Extensive use of repetition within “The Tell-Tale Heart” reflects the sheer extent of insanity; the narrator is undoubtedly psychologically unstable and such madness simply heightens the terror the story inflicts upon the “unfortunate” reader. This is clear in the opening sentence when the narrator says “TRUE! --nervous --very, very dreadfully nervous I had been and am; but why will you say that I am mad?” The enhancement of his insanity is conveyed through the repetition of “nervous” and “very”, which evidently portray his unstable state of mind and thus the likeliness for him to commit such a brutal and sadistic murder. Furthermore, the language and syntax used by Edgar Allan Poe has the ability to lure the reader to believe that the narrator is anxious and uneasy; a character whose insanity shines through his speech. Unlike the narrator of “The Tell Tale Heart”, the narrator of “The Pit and the Pendulum” maintains the capacity to recount faithfully and rationally his surroundings while also describing his own emotional turmoil and the burden of emotional distress does not hinder his account of the event.
Insanity is similarly expressed through repetition whereby the victim of torture expresses “the deepest slumber -- no! In delirium -- no! In a swoon -- no! In death -- no!” The repetition of the word “no!” radiates a feeling of madness as a result of the brutal tribulation to which the prisoner of the Spanish Inquisition is subjected, or perhaps the determination the prisoner has to prevent himself from going insane. "I became insane with long periods of horrible sanity" perfectly defines his state of mind, reflecting that the prisoner extensively dreads the anticipation he is left to endure, anticipation that appears to be far worse than completely losing his mind due to the encroaching insanity. This could, however, be deemed a form of mental entrapment wherein the victim is confined to a certain state of mind. The gothic trope of madness expresses this form of entrapment; the insane are trapped in their own mental universe; a universe which no one else can enter, emphasised to a greater extent when the protagonist says “down -- steadily down it crept…Down -- certainly, relentlessly down…Down -- still unceasingly -- still inevitably down”. The entrapment of characters in gothic literature effectively mirrors the entrapment faced by individuals in the Victorian society; individuals were entrapped as they were forced to repress certain desires in order to observe strict Victorian social decorum whilst working towards an ordered society. Just as Edgar Allan Poe does, D. H. Lawrence uses the literary and language device of repetition in “The Prussian Officer” to express the mild insanity of the Officer that may be present as a result of his pessimistic and mundane life.

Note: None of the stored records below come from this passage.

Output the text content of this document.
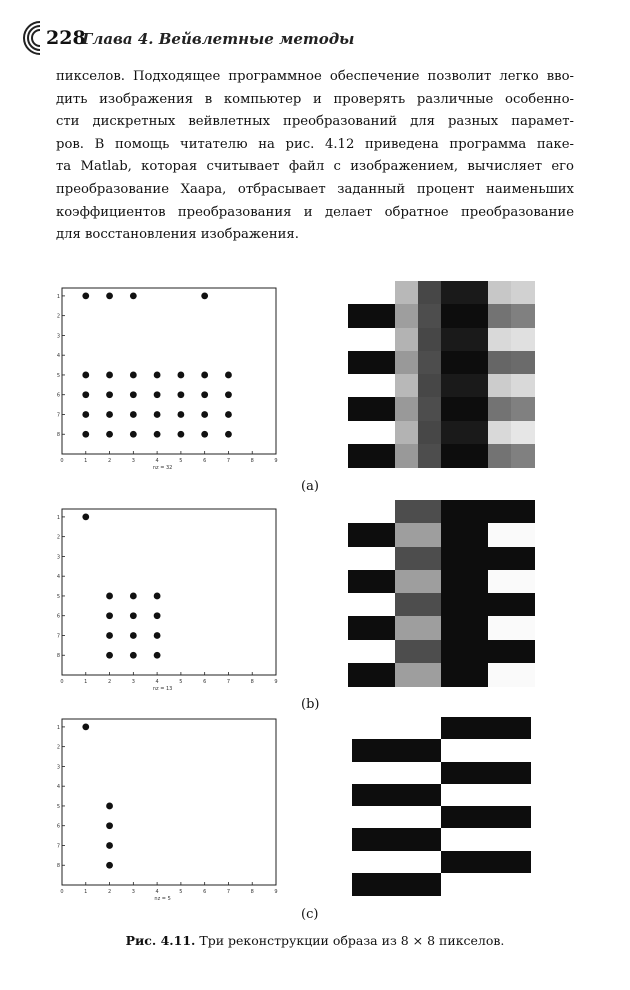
228
Глава 4. Вейвлетные методы
пикселов. Подходящее программное обеспечение позволит легко вво-
дить изображения в компьютер и проверять различные особенно-
сти дискретных вейвлетных преобразований для разных парамет-
ров. В помощь читателю на рис. 4.12 приведена программа паке-
та Matlab, которая считывает файл с изображением, вычисляет его
преобразование Хаара, отбрасывает заданный процент наименьших
коэффициентов преобразования и делает обратное преобразование
для восстановления изображения.
0	1	2	3	4	5	6	7	8	9
1
2
3
4
5
6
7
8
nz = 32
(a)
0	1	2	3	4	5	6	7	8	9
1
2
3
4
5
6
7
8
nz = 13
(b)
0	1	2	3	4	5	6	7	8	9
1
2
3
4
5
6
7
8
nz = 5
(c)
Рис. 4.11. Три реконструкции образа из 8 × 8 пикселов.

The Officer not only shows his insanity in his repetition of the sentence “Why have you a piece of pencil in your ear?", but the psychological torture and intimidation that he inflicts on the orderly.
“I do not suffer from insanity, I enjoy every minute of it” - Edgar Allan Poe perfectly defines the opinions of the characters used in “The Tell-Tale Heart”, “The Pit and the Pendulum” and “The Prussian Officer”. The narrator of “The Pit and the Pendulum” appears to thrive off his own insanity, evident in the way that he says “Hearken! And observe how healthily --how calmly I can tell you the whole story”; no sane person could recount for their murderous and torturous actions “healthily” and “calmly”. Furthermore, the way in which he constantly reassures the reader of his sanity ultimately has the counter effect of expressing the insanity which he possesses as shown by his rhetorical questioning of “how, then, am I mad?”, “Ha! would a madman have been so wise as this?” and “If still you think me mad, you will think so no longer when I describe the wise precautions I took for the concealment of the body”. If the protagonist was in fact sane, why would he feel it were his duty to constantly remind the reader of the fact that he is not “mad”? Further evidence of the narrator “enjoying every minute” of his insanity is notable from the way he claims the reader will “have laughed to see how cunningly I thrust it in!” and how he “smiled gaily, to find the deed so far done.” Enjoyment of insanity is also a gothic element integral to “The Pit and the Pendulum”, however rather than the enjoyment being expressed by the protagonist and victim, it is enjoyed by those enforcing the brutal torture upon him. Evidently, the fact that the torturers appear “thin with the intensity of their expression of firmness” as well expressing “stern contempt of human torture”, they “enjoy every minute” of their insanity. This also plays a pivotal role in “The Prussian Officer” as it becomes apparent that the Officer seeks pleasure in torturing the orderly, thus seeks pleasure in his minor insanity. This is notable when “he had felt at once a thrill of deep pleasure” after brutally attacking the orderly with his belt. Furthermore, after psychologically tormenting the orderly, the Officer expresses a “sickly smile”, showing that his regrets are minimal and he thrives off both his insanity and the discomfort of others.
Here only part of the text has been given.